CHICAGO – Chicago may be the next municipality to require employers in the city's limits to provide employees with paid sick leave, meaning employers should begin planning now for the implications of the new rules, including an increased risk of lawsuits, said a trio of local attorneys.
"The preamble to the ordinance details the basis for the ordinance," Alexis Dominguez, Sonya Rosenberg and William Tarnow II, all of Neal, Gerber & Eisenberg LLP in Chicago, said in a joint email. "It includes provisions that in Chicago '43 percent of private sector workers receive no paid sick leave.' The city's comments reference the effect the law will have in the restaurant/hospitality industry, but the new law is not limited and will impact employers in all sectors."
The proposed amendment to Chicago's Minimum Wage Ordinance was introduced April 13 by 16th Ward Chicago Alderman Toni Foulkes and 47th Ward Alderman Ameya Pawar. The proposal would amend Municipal Code Chapter 1-24 and Chapter 2-25 to include paid sick leave provisions within Chicago's Minimum Wage Ordinance.
Under the proposal's provisions, employees working in Chicago's city limits would accrue one hour of paid sick leave for every 40 hours worked. That accrual would begin from the employee's first day on the job or from the ordinance's effective date, which currently is scheduled for July 1, 2017.
Employees exempt from overtime requirements also would accrue sick time, but based on one hour per each assumed 40-hour work week or based on whatever hours are considered normal for their work week, according to the proposed ordinance. It would apply broadly to all employees working at least 80 hours within any 120-day period for employers within the city limits who meets city licensing requirements.
The proposal was passed to Chicago City Council's Committee on Workforce Development and Audit, where it currently remains.
Assuming the proposal passes, Chicago employers need to prepare now for this requirement that may hit next summer, Dominguez, Rosenberg and Tarnow said.
"The ordinance applies to all employers, regardless of size," the trio said. "The ordinance also applies to all employees, provided they work at least 80 hours in a 120-day period.

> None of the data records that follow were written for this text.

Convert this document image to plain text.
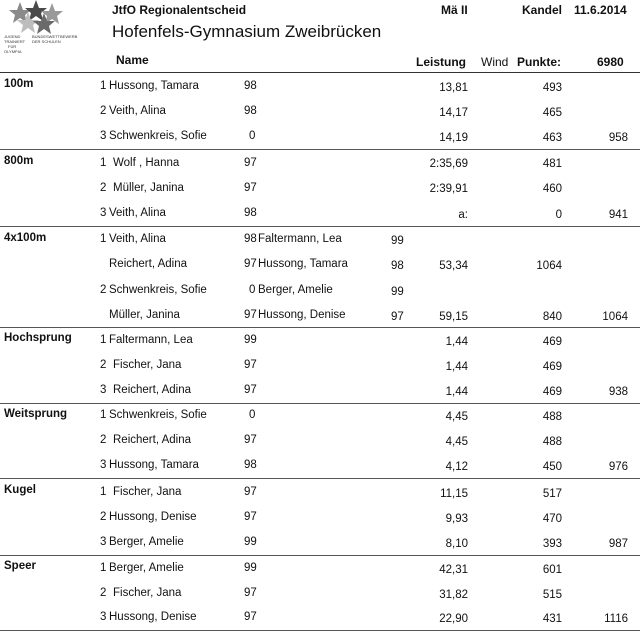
JUGEND
TRAINIERT
FÜR
OLYMPIA
BUNDESWETTBEWERB
DER SCHULEN
JtfO Regionalentscheid	Mä II	Kandel 11.6.2014
Hofenfels-Gymnasium Zweibrücken
Name	Leistung Wind Punkte:	6980
100m	1 Hussong, Tamara	98	13,81	493
2 Veith, Alina	98	14,17	465
3 Schwenkreis, Sofie	0	14,19	463	958
800m	1 Wolf , Hanna	97	2:35,69	481
2 Müller, Janina	97	2:39,91	460
3 Veith, Alina	98	a:	0	941
4x100m	1 Veith, Alina	98 Faltermann, Lea	99
Reichert, Adina	97 Hussong, Tamara	98	53,34	1064
2 Schwenkreis, Sofie	0 Berger, Amelie	99
Müller, Janina	97 Hussong, Denise	97	59,15	840	1064
Hochsprung 1 Faltermann, Lea	99	1,44	469
2 Fischer, Jana	97	1,44	469
3 Reichert, Adina	97	1,44	469	938
Weitsprung	1 Schwenkreis, Sofie	0	4,45	488
2 Reichert, Adina	97	4,45	488
3 Hussong, Tamara	98	4,12	450	976
Kugel	1 Fischer, Jana	97	11,15	517
2 Hussong, Denise	97	9,93	470
3 Berger, Amelie	99	8,10	393	987
Speer	1 Berger, Amelie	99	42,31	601
2 Fischer, Jana	97	31,82	515
3 Hussong, Denise	97	22,90	431	1116
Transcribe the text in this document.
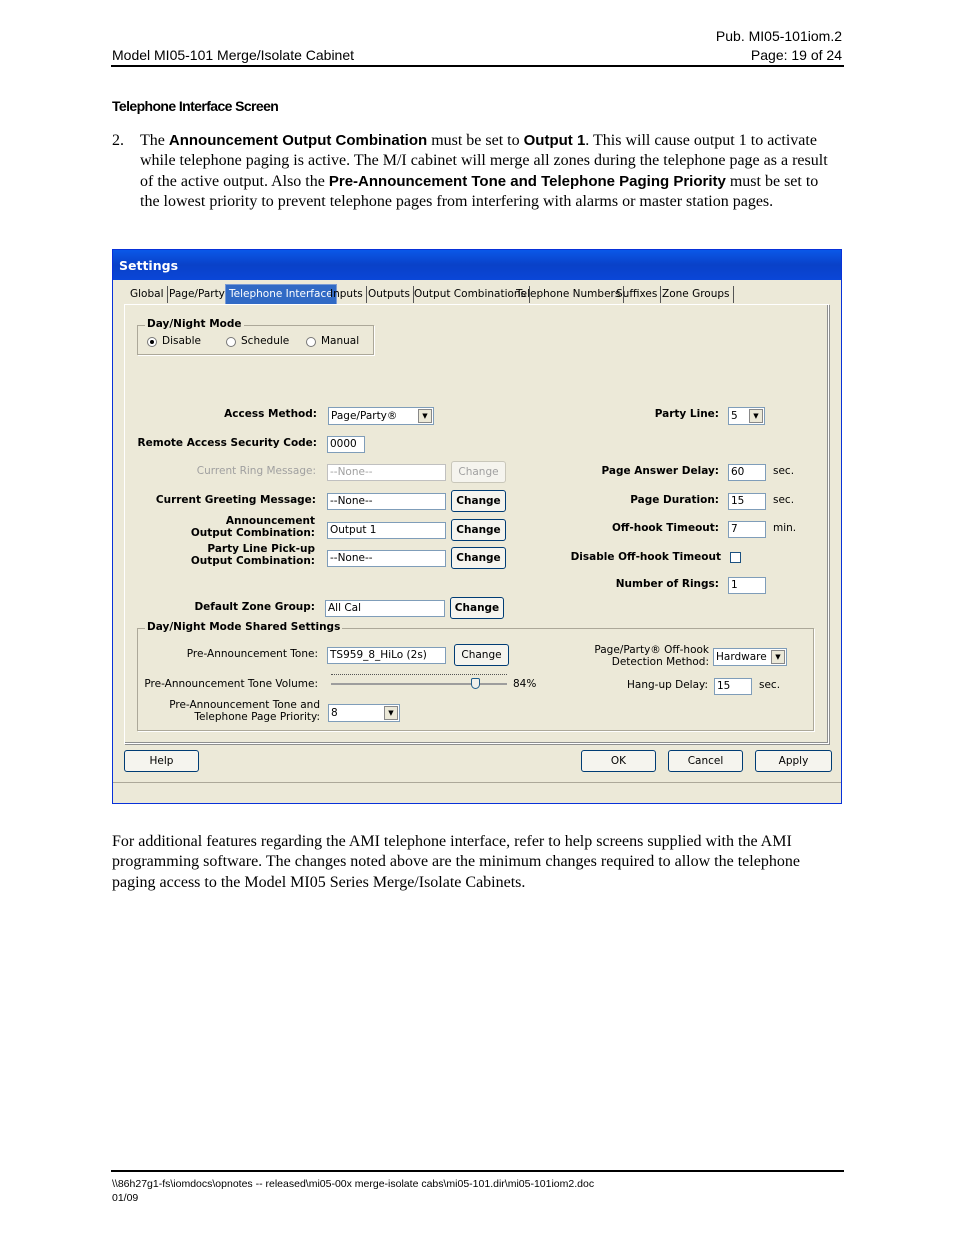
Pub. MI05-101iom.2
Model MI05-101 Merge/Isolate Cabinet	Page: 19 of 24
Telephone Interface Screen
2. The Announcement Output Combination must be set to Output 1. This will cause output 1 to activate while telephone paging is active. The M/I cabinet will merge all zones during the telephone page as a result of the active output. Also the Pre-Announcement Tone and Telephone Paging Priority must be set to the lowest priority to prevent telephone pages from interfering with alarms or master station pages.
Settings
Global Page/Party Telephone Interface
Inputs Outputs Output Combinations
Telephone Numbers
Suffixes Zone Groups
Day/Night Mode
Disable	Schedule	Manual
Access Method: Page/Party®	▼
Remote Access Security Code: 0000
Current Ring Message: --None--	Change
Current Greeting Message: --None--	Change
Announcement
Output Combination: Output 1	Change
Party Line Pick-up
Output Combination: --None--	Change
Default Zone Group: All Cal	Change
Party Line: 5	▼
Page Answer Delay: 60	sec.
Page Duration: 15	sec.
Off-hook Timeout: 7	min.
Disable Off-hook Timeout
Number of Rings: 1
Day/Night Mode Shared Settings
Pre-Announcement Tone: TS959_8_HiLo (2s)	Change
Pre-Announcement Tone Volume:	84%
Pre-Announcement Tone and
Telephone Page Priority: 8	▼
Page/Party® Off-hook
Detection Method: Hardware	▼
Hang-up Delay: 15	sec.
Help	OK	Cancel	Apply
For additional features regarding the AMI telephone interface, refer to help screens supplied with the AMI programming software. The changes noted above are the minimum changes required to allow the telephone paging access to the Model MI05 Series Merge/Isolate Cabinets.
\\86h27g1-fs\iomdocs\opnotes -- released\mi05-00x merge-isolate cabs\mi05-101.dir\mi05-101iom2.doc
01/09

Importantly, this low threshold would be satisfied by an employee working as little as five hours per week."
Reasons employees may take this sick leave can be broad, Dominguez, Rosenberg and Tarnow said.
"Employees can use paid sick leave for their own illness or injury, as well as for the illness and injury of their family members, or if the employee or a member of his or her family is a victim of domestic violence," they said.

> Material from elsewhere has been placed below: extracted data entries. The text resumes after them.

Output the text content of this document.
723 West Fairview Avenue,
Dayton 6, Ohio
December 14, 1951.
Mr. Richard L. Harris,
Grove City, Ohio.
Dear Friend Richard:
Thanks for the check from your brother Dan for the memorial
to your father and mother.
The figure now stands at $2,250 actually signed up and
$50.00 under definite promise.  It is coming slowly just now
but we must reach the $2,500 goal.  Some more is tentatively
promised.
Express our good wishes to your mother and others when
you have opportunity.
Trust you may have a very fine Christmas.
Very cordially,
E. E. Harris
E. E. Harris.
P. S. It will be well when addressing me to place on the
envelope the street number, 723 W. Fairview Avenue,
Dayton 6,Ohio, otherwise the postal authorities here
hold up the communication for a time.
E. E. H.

There also are a number of employment-related litigation risks that could arise from the ordinance, Dominguez, Rosenberg and Tarnow said.

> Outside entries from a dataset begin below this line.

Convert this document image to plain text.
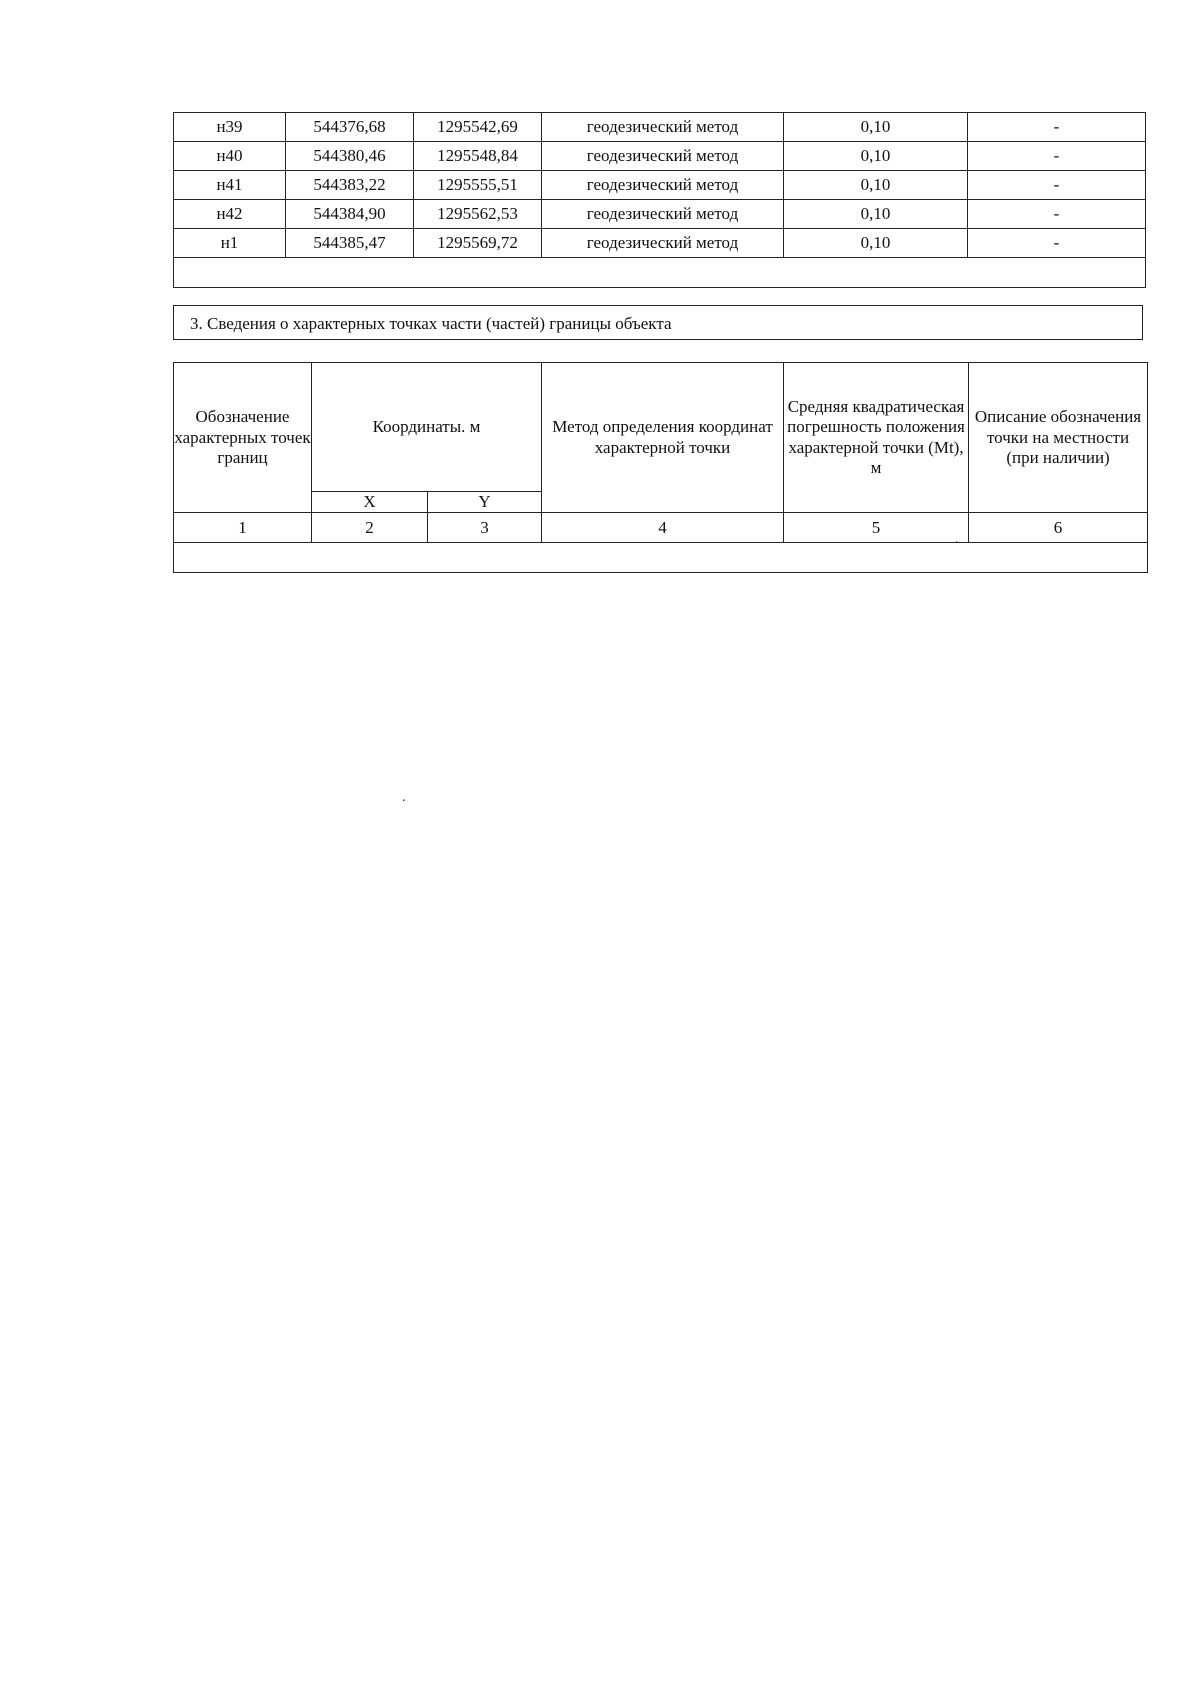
н39	544376,68	1295542,69	геодезический метод	0,10	-
н40	544380,46	1295548,84	геодезический метод	0,10	-
н41	544383,22	1295555,51	геодезический метод	0,10	-
н42	544384,90	1295562,53	геодезический метод	0,10	-
н1	544385,47	1295569,72	геодезический метод	0,10	-

3. Сведения о характерных точках части (частей) границы объекта
Обозначение характерных точек границ	Координаты. м		Метод определения координат характерной точки	Средняя квадратическая погрешность положения характерной точки (Mt), м	Описание обозначения точки на местности (при наличии)
	X	Y			
1	2	3	4	5	6

.
.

"The employment-related risks associated with paid sick leave ordinances arise from noncompliance," they said. "Employers may not be aware of the ordinance or may incorrectly assume the ordinance does not apply to their workforce. Failure to provide paid sick leave to employees may result in costly litigation and serious civil penalties. For example, employees may recover damages equal to three times the full amount of any unpaid sick leave denied or lost as a result of a violation of the proposed ordinance, as well as interest on that amount calculated at the prevailing rate, costs and reasonable attorneys’ fees. Accordingly, it is imperative that employers familiarize themselves with the proposed ordinance and prepare to make any necessary changes to their policies and practices."
The trio also pointed to cities and states, including Jersey City, New York City, San Francisco, Seattle, Portland and California, which already have enacted paid sick leave rules similar to Chicago’s proposed ordinance.
"Because all these laws are relatively new, we have yet to see courts grapple with alleged violations," the three said. "As additional laws go into effect around the country, we expect to see litigation in this area."